Who Should Use CAMEL

CAMEL is the right choice if you need:

  • Research-grade multi-agent systems with a strong academic pedigree
  • Synthetic data generation — no other framework ships this capability
  • Widest possible model coverage — 40+ providers means you can swap models without rewriting agent code
  • Large-scale agent simulations — OASIS is the only production-tested path to million-agent experiments
  • MCP-native integration — MCPAgent + MCPToolkit cover both consuming and exposing MCP tools

It is probably not the right starting point if:

  • You need fast onboarding — CrewAI or Agno have significantly lower barriers to entry
  • You need stateful graph execution — LangGraph’s checkpointing and time-travel are better suited
  • You need enterprise support with an SLA — Microsoft’s AutoGen has that
  • You cannot risk dependency on a small bootstrapped team

Rating: 4 / 5

CAMEL earns its place at the top of the open-source agent framework landscape on the strength of its research pedigree, benchmark results, unique features (synthetic data tooling, million-agent simulation), the breadth of its MCP integration, and its 40+ provider support. The GAIA #1 open-source result is a meaningful real-world signal.

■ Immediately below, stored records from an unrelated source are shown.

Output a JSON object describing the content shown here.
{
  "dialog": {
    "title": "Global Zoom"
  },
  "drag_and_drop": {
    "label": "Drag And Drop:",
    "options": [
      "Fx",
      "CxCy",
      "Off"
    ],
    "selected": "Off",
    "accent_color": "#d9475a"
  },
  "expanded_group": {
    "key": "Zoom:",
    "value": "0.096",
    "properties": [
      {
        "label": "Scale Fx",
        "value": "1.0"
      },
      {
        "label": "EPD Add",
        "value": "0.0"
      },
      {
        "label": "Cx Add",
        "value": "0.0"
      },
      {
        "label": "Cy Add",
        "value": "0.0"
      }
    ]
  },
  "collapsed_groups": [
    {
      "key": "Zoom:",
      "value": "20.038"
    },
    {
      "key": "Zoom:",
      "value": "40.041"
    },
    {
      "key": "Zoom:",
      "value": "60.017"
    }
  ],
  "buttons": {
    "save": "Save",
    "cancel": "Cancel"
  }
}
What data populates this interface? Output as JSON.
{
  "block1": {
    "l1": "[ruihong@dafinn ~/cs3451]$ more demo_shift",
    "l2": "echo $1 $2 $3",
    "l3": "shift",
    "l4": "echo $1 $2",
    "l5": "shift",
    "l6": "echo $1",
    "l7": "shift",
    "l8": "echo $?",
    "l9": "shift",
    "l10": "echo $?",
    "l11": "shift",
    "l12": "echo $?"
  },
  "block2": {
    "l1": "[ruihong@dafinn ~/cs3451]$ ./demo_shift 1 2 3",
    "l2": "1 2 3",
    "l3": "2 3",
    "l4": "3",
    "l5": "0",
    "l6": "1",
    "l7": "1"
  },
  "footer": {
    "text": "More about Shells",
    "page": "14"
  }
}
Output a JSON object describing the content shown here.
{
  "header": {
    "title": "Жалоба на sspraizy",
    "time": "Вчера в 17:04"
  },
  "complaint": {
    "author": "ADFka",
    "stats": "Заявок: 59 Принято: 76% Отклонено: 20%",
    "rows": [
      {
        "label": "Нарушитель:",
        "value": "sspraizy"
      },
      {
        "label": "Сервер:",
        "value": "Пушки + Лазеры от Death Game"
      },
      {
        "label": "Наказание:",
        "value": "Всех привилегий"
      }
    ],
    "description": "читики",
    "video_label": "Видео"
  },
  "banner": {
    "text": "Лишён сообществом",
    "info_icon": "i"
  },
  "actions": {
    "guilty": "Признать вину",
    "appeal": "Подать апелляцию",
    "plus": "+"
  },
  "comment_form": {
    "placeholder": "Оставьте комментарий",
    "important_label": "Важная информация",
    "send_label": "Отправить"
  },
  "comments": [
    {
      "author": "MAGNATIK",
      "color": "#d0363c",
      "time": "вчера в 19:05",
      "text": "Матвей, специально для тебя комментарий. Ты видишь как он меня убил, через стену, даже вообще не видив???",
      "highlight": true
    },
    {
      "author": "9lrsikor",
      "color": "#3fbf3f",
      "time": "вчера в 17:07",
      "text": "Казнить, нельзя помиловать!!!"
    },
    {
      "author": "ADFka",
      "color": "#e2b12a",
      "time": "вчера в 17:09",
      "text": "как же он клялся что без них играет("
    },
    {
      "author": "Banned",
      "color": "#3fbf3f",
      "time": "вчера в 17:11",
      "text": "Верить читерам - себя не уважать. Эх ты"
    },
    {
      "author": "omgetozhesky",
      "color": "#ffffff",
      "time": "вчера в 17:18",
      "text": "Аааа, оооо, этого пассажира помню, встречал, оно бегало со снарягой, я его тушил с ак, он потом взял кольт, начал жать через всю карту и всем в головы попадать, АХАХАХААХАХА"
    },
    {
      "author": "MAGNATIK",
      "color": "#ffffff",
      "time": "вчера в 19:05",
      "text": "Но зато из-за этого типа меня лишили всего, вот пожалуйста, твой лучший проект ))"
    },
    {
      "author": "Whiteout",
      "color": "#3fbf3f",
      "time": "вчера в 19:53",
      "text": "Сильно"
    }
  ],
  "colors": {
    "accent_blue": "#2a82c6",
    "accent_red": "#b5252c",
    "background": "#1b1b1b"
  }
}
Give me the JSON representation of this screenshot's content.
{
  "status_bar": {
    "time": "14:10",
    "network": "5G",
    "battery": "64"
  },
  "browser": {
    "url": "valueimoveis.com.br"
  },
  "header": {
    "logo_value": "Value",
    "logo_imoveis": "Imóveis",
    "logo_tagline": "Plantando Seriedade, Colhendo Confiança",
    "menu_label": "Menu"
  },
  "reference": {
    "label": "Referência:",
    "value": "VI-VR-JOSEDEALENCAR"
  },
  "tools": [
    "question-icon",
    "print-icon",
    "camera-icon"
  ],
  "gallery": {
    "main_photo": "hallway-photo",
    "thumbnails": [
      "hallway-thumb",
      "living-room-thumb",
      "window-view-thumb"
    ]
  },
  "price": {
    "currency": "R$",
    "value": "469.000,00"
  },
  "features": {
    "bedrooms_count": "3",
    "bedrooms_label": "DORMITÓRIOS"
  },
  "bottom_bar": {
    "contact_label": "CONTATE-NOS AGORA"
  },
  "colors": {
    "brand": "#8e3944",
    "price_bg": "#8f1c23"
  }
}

The penalty from 4.5 comes from the combination of steep learning curve, a thin team managing a large backlog, unresolved security gaps in code execution, and the unclear commercial structure. This is a framework for engineers who want to push the boundaries of multi-agent AI, not for teams that need predictable production support.

For researchers, synthetic data engineers, or developers building the next generation of agent infrastructure: CAMEL is the most mature open-source foundation available.